On the night of Monday, December 13, the rain of the dichotomous Didymides will peak in the northern hemisphere (and in Greece), one of the most impressive of the year. The Gemini, which usually lasts from the 7th to the 17th of December, produce, together with the Perseids of August, the most impressive “falling stars” in the year.
Gemini is called by experts the “king” of diatons, as they can “produce” 60 to 120 bright and often colorful falling stars per hour, ie one to two per minute, at various points in the night sky and not just from a specific direction. . Their meteors move relatively slowly in the sky, compared to other torrential rains, at a speed of about 35 kilometers per second, which makes them more spectacular (the Perseid meteors move at about twice the speed).
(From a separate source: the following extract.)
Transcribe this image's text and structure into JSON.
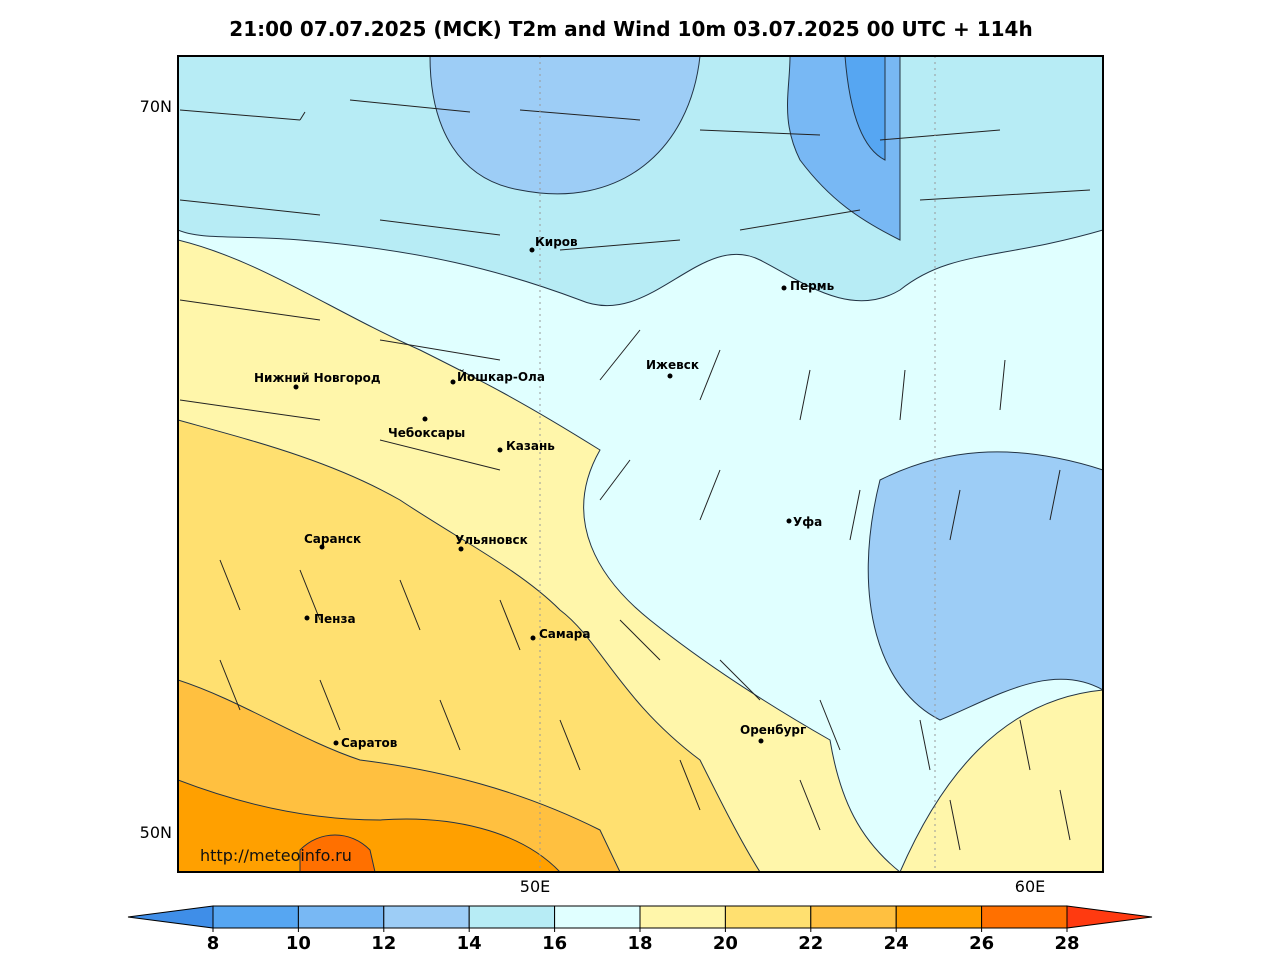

Gemini first appeared in 1862 and took their name from the constellation of Gemini, where they seem to come from. Unlike other rainforests, their origin is not the tail of a comet, but rather the mysterious asteroid “3200 Phaethon”, discovered in 1982 by NASA and considered a former comet that lost its tail.
“Phaethon”, about five kilometers in diameter, follows a highly elliptical orbit, which almost every year and a half brings it closer to the Sun than any other known asteroid. The result is that, at regular intervals, it is “burned” by sunlight, as its surface temperature reaches 700 degrees Celsius. Thus, it produces new outflows of dust, the Twins, when these meteors enter and burn in the atmosphere of our planet.